Digital soil mapping of key secondary soil properties using pedotransfer functions and Indian legacy soil data

•A national-scale database for soil function parameters created.•Digital maps for water and nutrient holding capacities created for Indian soils.•Water and nutrient holding capacities linked to environmental covariates. Water and nutrient holding capacities are primarily controlled by the secondary soil parameters of water retention characteristics and cation exchange capacities (CEC). Complete suite of these secondary soil parameters is rarely included in legacy soil databases generated in soil survey and mapping efforts. Therefore, pedotransfer functions (PTF) are generally used to derive these parameters.

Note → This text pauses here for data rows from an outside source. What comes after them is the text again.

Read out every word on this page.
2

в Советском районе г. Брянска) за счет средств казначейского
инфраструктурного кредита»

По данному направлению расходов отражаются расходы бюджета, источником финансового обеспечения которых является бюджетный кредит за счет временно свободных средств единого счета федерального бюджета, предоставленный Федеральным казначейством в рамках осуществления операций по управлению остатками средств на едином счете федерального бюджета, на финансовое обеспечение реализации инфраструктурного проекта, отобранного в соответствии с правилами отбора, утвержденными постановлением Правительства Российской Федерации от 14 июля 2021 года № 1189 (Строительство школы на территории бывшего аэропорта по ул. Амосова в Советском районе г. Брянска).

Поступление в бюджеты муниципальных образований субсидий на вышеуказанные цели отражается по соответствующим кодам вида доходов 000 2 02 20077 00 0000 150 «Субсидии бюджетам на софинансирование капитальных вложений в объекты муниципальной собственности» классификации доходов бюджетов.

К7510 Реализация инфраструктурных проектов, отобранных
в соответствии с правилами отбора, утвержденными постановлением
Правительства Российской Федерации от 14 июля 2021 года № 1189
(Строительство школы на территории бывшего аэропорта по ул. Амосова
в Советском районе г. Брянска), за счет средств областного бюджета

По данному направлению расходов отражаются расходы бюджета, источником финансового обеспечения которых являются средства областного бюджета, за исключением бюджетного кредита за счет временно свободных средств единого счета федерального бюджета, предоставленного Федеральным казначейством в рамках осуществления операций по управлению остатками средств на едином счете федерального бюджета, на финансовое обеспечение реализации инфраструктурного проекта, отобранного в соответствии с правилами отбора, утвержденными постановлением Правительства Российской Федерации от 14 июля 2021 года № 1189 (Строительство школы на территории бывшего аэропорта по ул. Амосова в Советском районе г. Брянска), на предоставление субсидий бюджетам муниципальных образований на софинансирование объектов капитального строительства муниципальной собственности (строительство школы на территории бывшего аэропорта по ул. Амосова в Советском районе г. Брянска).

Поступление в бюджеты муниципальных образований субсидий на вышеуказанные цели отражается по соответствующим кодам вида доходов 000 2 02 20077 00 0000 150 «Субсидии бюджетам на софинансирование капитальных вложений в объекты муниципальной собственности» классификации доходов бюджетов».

We used PTFs and laboratory-measured water contents at field capacity (θFC) and wilting points (θPWP) and CEC values to augment the existing Indian soil legacy database that contained CEC data for 1681 locations and θFC and θPWP data for about a 3rd of these locations across the country. A quantile regression forest (QRF) algorithm was used to map these three soil parameters at six GlobalSoilMap-specified soil depths. Estimated coefficient of determination (R2) values in the 10-fold cross-validated datasets ranged from 0.60 to 0.65 for CEC while a substantially lower accuracies were found for the water holding capacities (R2 for θFC: 0.27–0.34 and R2 for θPWP: 0.33–0.37). Resulting soil function maps show distinct spatial patterns: high values for the water and nutrient holding parameters in soils developed from basaltic parent materials of central and part of peninsular India and low values in soils developed in the deserts of Western Plains and in soils developed from granite-gneiss parent material commonly seen in many eastern Indian region. Terrain attribute showed stronger influence on the distribution of these secondary soil parameters than the climatic parameters. Specifically, valley depth showed strongest negative correlation coefficients (r: −0.68 to −0.73) with layer-wise CEC values; January temperature showed strongest influence on water holding capacities (r: 0.08 to 0.62 with θFC and 0.14 to 0.62 for θPWP). Thus, CEC in Indian soils is primarily driven by the pedogenesis of clays in which monsoon rain favors clay translocation to deeper soil layers followed by subsequent deposition in subsurface horizons during the post-monsoon dry weathers. Similarly, strong linkages between January temperature and water holding capacities reaffirm the conclusion that temperature of driest quarters is a key driver of water relationships in soil.